GREENSBORO — Jay Hernandez will take a bit of a break as a Charlotte Hornets assistant coach and will lead the Greensboro Swarm during play in the NBA G League bubble in Orlando, Fla.
Hernandez, 42, has a background in player development with his own business, having worked with former Hornets and current Celtics player Kemba Walker among others, and became an NBA assistant coach in 2014-15 with the Orlando Magic. The former Hofstra player, coached in college by Jay Wright, has been on Hornets coach James Borrego's staff as an assistant and as director of player development in Charlotte since 2018. The Oyster Bay, N.Y., native also coached the Hornets in the NBA Summer League in 2018.
"To be able to get the head coaching reps, work with our young talent and our roster," Hernandez said of goals for the Swarm. "You can see the value that the Hornets are placing by opting into this bubble format, to continue to utilize the G League, and more importantly, utilize the Swarm to be able to develop our talent. That's what's exciting for me. And once the bubble is done, I'll come back to the Hornets and continue to work in my assistant coaching capacity."
The Swarm and 17 other teams will begin play in February in a shortened season at the ESPN Wide World of Sports Complex at Walt Disney World Resort near Orlando. The team doesn't have a schedule yet, and much remains unknown for Hernandez and assistant coaches Norman Richardson and Evan Harville.
"I don't know a lot at this point in time, just because of where we are in COVID times; a lot of games are being postponed," Hernandez said. "You need available bodies for your own (NBA) roster. A lot is going to be predicated on where the Hornets are in terms of injuries and health and safety protocol measures right before we go into the bubble.
"I'm just preparing how I'm going to teach everything. Management is going to do what they've always done and put really good people, high-character people there, some really talented players. Because it is a sprint, we're going to have to figure out the best way to teach these guys via Zoom, during quarantine. We're probably going only going to have a certain amount of practices before we play, and then we're going to play every other day for three weeks."
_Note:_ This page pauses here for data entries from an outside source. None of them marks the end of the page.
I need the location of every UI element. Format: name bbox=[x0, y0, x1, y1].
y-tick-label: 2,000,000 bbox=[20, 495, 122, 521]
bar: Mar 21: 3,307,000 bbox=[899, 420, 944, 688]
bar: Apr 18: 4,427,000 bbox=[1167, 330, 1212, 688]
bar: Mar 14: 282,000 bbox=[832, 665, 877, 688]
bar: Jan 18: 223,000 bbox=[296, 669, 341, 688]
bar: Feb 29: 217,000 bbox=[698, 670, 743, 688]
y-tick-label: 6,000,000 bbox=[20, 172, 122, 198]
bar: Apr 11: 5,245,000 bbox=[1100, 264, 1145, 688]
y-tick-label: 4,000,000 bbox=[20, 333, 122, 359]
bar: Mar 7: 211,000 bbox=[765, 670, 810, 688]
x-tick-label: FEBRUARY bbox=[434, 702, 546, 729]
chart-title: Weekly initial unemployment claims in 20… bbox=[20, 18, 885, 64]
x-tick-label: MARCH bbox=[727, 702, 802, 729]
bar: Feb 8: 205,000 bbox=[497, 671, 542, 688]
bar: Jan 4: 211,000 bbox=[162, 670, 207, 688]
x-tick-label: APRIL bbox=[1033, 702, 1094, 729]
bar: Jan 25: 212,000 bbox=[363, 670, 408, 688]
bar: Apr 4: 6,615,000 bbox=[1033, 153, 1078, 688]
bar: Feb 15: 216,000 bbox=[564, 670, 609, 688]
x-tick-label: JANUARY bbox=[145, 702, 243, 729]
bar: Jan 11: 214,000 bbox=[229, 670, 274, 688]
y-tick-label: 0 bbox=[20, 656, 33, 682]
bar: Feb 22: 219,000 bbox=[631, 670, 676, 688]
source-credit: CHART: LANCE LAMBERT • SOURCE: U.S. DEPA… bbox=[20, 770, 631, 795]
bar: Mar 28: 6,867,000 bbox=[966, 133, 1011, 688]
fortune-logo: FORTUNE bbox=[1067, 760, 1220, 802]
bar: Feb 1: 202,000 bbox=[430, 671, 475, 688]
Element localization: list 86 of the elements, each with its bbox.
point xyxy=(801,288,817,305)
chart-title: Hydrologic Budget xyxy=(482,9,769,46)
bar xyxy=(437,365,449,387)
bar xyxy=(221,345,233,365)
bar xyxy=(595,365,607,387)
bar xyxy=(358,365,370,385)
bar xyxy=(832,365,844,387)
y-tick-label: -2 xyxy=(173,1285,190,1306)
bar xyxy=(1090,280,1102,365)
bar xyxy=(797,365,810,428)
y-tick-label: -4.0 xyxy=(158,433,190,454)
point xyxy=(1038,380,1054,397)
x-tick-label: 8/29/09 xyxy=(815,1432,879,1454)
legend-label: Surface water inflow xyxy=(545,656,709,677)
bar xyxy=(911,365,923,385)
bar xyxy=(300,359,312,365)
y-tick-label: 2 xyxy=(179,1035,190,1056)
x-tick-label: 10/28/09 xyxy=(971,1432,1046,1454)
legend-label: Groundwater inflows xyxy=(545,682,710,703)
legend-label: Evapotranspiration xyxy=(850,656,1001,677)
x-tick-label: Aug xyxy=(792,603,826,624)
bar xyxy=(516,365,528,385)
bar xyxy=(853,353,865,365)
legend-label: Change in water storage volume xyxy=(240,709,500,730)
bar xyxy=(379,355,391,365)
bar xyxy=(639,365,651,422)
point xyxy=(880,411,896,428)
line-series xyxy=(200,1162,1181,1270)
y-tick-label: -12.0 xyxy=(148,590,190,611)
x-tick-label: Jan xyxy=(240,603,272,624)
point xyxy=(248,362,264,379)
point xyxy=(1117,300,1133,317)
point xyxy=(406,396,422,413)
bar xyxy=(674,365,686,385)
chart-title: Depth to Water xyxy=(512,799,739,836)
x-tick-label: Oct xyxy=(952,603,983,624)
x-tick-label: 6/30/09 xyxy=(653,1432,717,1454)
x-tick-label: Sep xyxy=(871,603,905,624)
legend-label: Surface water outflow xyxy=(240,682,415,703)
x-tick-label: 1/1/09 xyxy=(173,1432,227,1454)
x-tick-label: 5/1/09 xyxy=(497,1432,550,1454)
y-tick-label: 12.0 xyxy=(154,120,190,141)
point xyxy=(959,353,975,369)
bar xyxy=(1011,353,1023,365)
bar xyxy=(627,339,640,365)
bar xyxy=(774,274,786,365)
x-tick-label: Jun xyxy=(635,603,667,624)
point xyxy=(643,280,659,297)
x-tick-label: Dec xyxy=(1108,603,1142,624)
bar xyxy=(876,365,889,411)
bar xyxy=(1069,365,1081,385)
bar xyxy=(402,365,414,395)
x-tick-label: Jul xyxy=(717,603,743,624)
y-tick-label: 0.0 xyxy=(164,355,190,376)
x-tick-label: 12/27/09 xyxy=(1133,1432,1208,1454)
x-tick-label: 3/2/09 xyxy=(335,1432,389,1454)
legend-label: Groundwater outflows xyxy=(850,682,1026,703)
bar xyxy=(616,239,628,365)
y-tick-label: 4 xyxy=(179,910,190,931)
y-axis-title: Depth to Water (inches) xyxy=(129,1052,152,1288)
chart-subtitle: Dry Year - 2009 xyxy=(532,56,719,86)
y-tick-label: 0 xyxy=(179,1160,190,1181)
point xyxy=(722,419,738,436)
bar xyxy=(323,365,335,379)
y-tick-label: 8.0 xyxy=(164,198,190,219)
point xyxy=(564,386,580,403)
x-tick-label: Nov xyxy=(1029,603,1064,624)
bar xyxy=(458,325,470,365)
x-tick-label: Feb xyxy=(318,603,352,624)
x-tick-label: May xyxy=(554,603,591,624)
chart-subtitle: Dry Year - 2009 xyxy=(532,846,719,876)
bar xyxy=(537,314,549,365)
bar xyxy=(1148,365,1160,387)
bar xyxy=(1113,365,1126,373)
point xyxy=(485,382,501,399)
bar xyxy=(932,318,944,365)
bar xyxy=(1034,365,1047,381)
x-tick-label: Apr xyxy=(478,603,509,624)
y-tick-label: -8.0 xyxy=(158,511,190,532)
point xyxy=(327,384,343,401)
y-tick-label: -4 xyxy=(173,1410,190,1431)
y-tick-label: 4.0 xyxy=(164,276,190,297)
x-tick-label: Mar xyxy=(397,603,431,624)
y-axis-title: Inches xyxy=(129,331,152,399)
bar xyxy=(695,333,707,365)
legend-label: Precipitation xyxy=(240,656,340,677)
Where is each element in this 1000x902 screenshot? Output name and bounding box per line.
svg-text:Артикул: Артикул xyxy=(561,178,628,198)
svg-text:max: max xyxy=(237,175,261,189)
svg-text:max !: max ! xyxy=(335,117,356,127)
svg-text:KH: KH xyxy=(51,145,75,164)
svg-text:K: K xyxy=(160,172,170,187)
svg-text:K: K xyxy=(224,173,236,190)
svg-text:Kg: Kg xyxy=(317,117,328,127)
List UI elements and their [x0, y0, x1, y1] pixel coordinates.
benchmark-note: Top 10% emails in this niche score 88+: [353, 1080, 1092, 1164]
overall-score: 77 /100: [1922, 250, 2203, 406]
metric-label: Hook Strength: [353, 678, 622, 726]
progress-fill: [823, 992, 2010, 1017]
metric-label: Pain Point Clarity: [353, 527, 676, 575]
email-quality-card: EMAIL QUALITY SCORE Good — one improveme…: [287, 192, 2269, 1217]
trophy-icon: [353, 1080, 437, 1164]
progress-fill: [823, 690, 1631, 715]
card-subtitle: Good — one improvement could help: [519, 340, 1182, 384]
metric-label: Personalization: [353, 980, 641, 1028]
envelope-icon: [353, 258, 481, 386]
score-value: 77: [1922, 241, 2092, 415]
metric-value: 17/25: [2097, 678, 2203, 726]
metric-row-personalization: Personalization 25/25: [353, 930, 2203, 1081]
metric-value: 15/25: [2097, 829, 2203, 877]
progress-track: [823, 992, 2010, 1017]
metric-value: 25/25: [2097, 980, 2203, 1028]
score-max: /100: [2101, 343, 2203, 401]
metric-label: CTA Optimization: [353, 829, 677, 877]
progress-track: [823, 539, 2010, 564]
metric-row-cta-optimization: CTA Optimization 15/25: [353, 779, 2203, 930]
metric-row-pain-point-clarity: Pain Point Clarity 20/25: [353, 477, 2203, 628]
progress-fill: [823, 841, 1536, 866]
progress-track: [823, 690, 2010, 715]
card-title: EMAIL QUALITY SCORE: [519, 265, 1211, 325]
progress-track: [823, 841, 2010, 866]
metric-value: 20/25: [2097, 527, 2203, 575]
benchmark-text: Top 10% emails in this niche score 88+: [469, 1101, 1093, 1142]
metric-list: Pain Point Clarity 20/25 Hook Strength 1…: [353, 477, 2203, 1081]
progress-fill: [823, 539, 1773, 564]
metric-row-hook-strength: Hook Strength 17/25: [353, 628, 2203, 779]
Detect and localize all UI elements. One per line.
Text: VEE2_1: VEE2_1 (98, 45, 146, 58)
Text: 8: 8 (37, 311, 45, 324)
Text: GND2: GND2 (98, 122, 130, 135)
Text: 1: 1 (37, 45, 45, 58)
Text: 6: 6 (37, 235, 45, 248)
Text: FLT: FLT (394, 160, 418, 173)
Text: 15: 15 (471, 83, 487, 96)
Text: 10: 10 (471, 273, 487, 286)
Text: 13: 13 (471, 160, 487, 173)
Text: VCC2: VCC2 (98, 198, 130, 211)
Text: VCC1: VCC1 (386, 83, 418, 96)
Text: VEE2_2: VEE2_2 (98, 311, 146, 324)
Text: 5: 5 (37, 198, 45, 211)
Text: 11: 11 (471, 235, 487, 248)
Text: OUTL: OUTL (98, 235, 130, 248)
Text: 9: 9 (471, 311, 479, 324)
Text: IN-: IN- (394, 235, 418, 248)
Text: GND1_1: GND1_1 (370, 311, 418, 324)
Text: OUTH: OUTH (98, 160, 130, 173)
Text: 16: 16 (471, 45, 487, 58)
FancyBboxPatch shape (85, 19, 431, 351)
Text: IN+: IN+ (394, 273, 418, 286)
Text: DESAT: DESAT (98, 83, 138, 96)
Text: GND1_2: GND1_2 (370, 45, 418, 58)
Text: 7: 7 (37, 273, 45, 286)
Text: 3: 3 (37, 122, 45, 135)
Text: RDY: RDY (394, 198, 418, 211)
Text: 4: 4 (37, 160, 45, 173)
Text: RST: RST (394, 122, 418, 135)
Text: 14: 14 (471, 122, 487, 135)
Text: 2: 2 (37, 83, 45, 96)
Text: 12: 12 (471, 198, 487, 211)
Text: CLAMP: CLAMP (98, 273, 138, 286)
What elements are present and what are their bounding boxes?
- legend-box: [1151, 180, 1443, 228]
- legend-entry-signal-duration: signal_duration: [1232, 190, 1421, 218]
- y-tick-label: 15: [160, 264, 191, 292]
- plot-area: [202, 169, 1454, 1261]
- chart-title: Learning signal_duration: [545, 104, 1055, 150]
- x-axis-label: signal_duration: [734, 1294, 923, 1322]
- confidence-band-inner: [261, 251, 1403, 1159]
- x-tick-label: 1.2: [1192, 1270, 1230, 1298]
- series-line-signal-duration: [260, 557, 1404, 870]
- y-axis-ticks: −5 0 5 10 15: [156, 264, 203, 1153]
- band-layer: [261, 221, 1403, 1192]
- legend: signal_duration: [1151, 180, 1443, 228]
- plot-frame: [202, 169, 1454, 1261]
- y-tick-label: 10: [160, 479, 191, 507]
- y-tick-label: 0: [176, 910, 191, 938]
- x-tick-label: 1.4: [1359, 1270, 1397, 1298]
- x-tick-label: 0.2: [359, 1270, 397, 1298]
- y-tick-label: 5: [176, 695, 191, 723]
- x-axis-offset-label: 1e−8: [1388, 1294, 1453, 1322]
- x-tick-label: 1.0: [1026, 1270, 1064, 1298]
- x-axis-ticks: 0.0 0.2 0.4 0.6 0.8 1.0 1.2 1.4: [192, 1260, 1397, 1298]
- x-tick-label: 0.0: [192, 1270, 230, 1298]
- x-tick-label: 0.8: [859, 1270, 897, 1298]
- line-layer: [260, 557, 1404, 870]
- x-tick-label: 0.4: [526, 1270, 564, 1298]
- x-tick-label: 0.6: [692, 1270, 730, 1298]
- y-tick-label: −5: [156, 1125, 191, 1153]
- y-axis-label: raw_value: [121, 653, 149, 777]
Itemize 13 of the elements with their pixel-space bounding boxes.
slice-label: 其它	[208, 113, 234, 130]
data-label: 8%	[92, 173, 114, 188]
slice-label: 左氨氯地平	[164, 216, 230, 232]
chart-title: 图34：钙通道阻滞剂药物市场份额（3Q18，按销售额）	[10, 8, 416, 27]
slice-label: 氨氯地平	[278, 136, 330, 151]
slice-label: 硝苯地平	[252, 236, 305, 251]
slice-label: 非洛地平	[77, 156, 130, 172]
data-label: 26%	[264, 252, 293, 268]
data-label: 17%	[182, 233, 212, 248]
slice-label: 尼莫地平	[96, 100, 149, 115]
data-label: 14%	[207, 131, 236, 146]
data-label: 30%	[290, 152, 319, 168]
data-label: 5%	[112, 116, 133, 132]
Hernandez, who played for two NCAA Tournament teams and is a former co-defensive player of the year in the America East Conference at Hofstra, owns a dual MBA in marketing and management from the university in Hempstead, N.Y. He started Pro Hoops Inc. in 2004, working with players from youth to professional levels.
"It became a lot about basketball, but then it became more about the relationships that I was building throughout this process," Hernandez said of player development. "Sweat binds more than glue; it's an old Kareem Abdul-Jabbar quote. By getting out there and working with the players, you build these these amazing relationships, and then you're trying to help them fulfill their dreams. ...
"Seeing how players apply what they're learning is the biggest thing. That's how you know somebody's really become successful, with not just only doing drills but being able to be fluid within what they're doing. We talk a lot about thinking in drilling and practice, where there's reading and reacting to situations, not just cones that they're out there working against, so that when they get into a game situation, it's something that's not foreign to them. There's no false success."
Eddie Wooten is sports editor of the Winston-Salem Journal and the News & Record in Greensboro.